Pelo meio, ao longo da temporada, a questão da continuidade de João Félix tornou-se uma autêntica novela. A par do filme que acompanhava Xavi — que anunciou em janeiro que saía, voltou atrás em abril e acabou mesmo por ser despedido e substituído por Hansi Flick —, a imprensa espanhola debruçou-se incessantemente sobre a possibilidade de o Barcelona conseguir segurar tanto João Félix como João Cancelo, colocando a frágil situação financeira do clube como único obstáculo.
Joan Laporta nunca escondeu a intenção e ainda em março, antes de Xavi mudar de ideias e anunciar a permanência, revelou desde logo que pretendia ficar com os dois internacionais portugueses. “Acho que vão continuar. Espero que o Atl. Madrid não coloque nenhum inconveniente à continuação de João Félix connosco e penso que o Manchester City também não o fará. Temos um agente que está a trabalhar no assunto, que é o Jorge Mendes, e que sabe da nossa intenção de continuar com os jogadores. O que não posso dizer agora, porque vai depender muito dos valores, é se vamos assinar ou prolongar o empréstimo”, disse, na altura, o presidente do Barcelona.

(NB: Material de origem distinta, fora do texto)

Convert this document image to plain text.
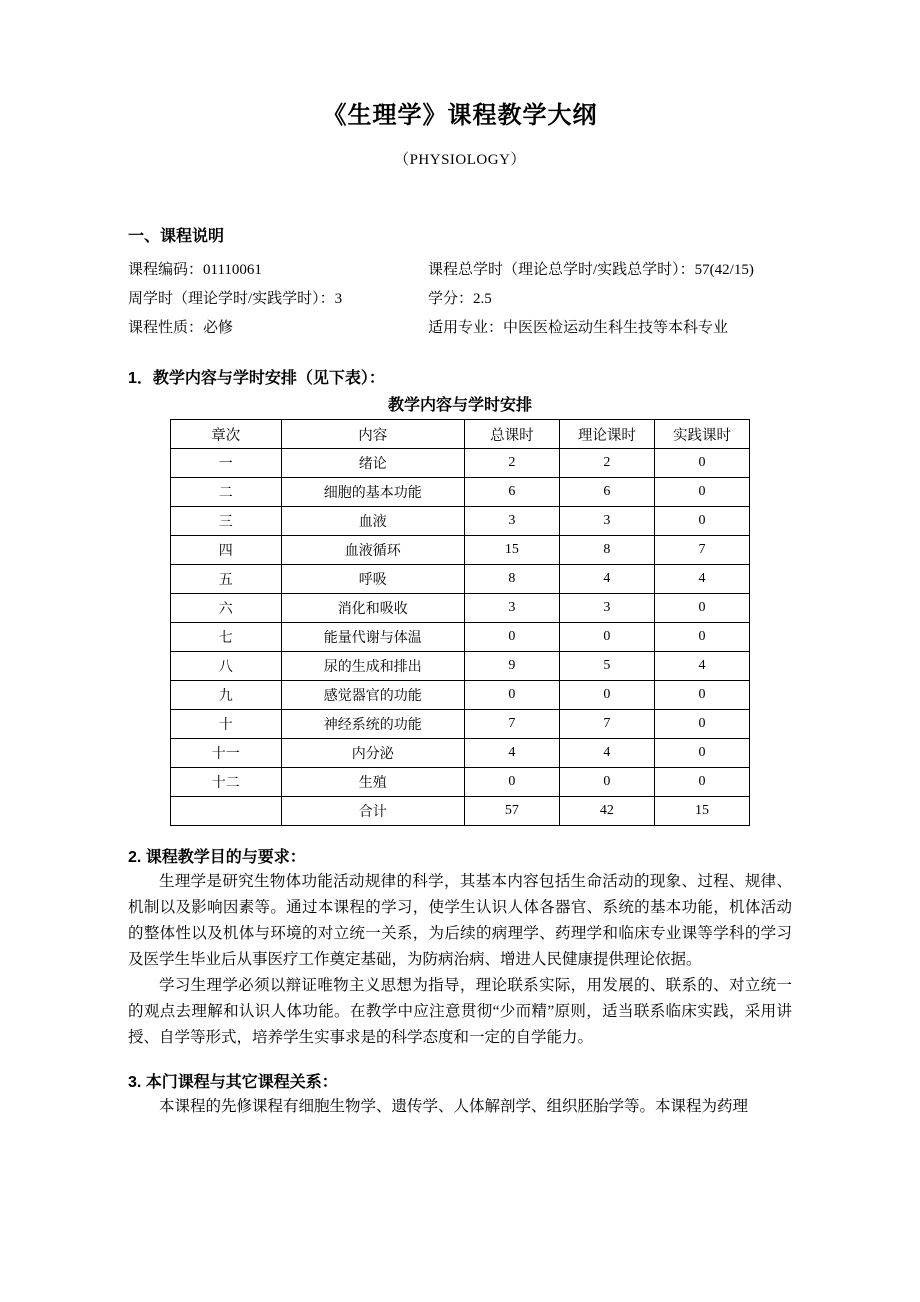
《生理学》课程教学大纲
（PHYSIOLOGY）
一、课程说明
课程编码：01110061	课程总学时（理论总学时/实践总学时）：57(42/15)
周学时（理论学时/实践学时）：3	学分：2.5
课程性质：必修	适用专业：中医医检运动生科生技等本科专业
1．教学内容与学时安排（见下表）：
教学内容与学时安排
章次	内容	总课时	理论课时	实践课时
一	绪论	2	2	0
二	细胞的基本功能	6	6	0
三	血液	3	3	0
四	血液循环	15	8	7
五	呼吸	8	4	4
六	消化和吸收	3	3	0
七	能量代谢与体温	0	0	0
八	尿的生成和排出	9	5	4
九	感觉器官的功能	0	0	0
十	神经系统的功能	7	7	0
十一	内分泌	4	4	0
十二	生殖	0	0	0
	合计	57	42	15
2. 课程教学目的与要求：

生理学是研究生物体功能活动规律的科学，其基本内容包括生命活动的现象、过程、规律、机制以及影响因素等。通过本课程的学习，使学生认识人体各器官、系统的基本功能，机体活动的整体性以及机体与环境的对立统一关系，为后续的病理学、药理学和临床专业课等学科的学习及医学生毕业后从事医疗工作奠定基础，为防病治病、增进人民健康提供理论依据。

学习生理学必须以辩证唯物主义思想为指导，理论联系实际，用发展的、联系的、对立统一的观点去理解和认识人体功能。在教学中应注意贯彻“少而精”原则，适当联系临床实践，采用讲授、自学等形式，培养学生实事求是的科学态度和一定的自学能力。

3. 本门课程与其它课程关系：

本课程的先修课程有细胞生物学、遗传学、人体解剖学、组织胚胎学等。本课程为药理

A sinceridade de Joan Laporta abriu a porta a conversas doces e a elogios mútuos entre João Félix e Enrique Cerezo, presidente do Atl. Madrid que sempre se mostrou muito irredutível na hora de equacionar perder dinheiro com um investimento que em 2019 custou 126 milhões de euros aos cofres colchoneros. “O normal é que ele queira ficar. O Barcelona quer e ele quer o Barcelona, por isso, estamos todos muito contentes. O Barcelona vai ficar com um magnífico jogador. Adaptou-se muito bem ao Barcelona, está a jogar muito bem e desejamos-lhe toda a sorte do mundo”, disse Cerezo em entrevista ao Mundo Deportivo, com o jogador a responder dias depois.
“Vamos ver se me facilitam as coisas. Pelo Cerezo, acho que sim, porque é um senhor fantástico, espetacular. Tenho muito respeito e apreço por ele. Vamos ver o que vai acontecer. Sempre foi muito bom para mim, para a minha família, especialmente para a minha mãe, que estava sempre presente nos jogos. Tenho uma boa relação com ele”, vincou o internacional português, que antes de sair emprestado renovou até 2029 pelo Atl. Madrid e tem uma cláusula de rescisão de 350 milhões de euros.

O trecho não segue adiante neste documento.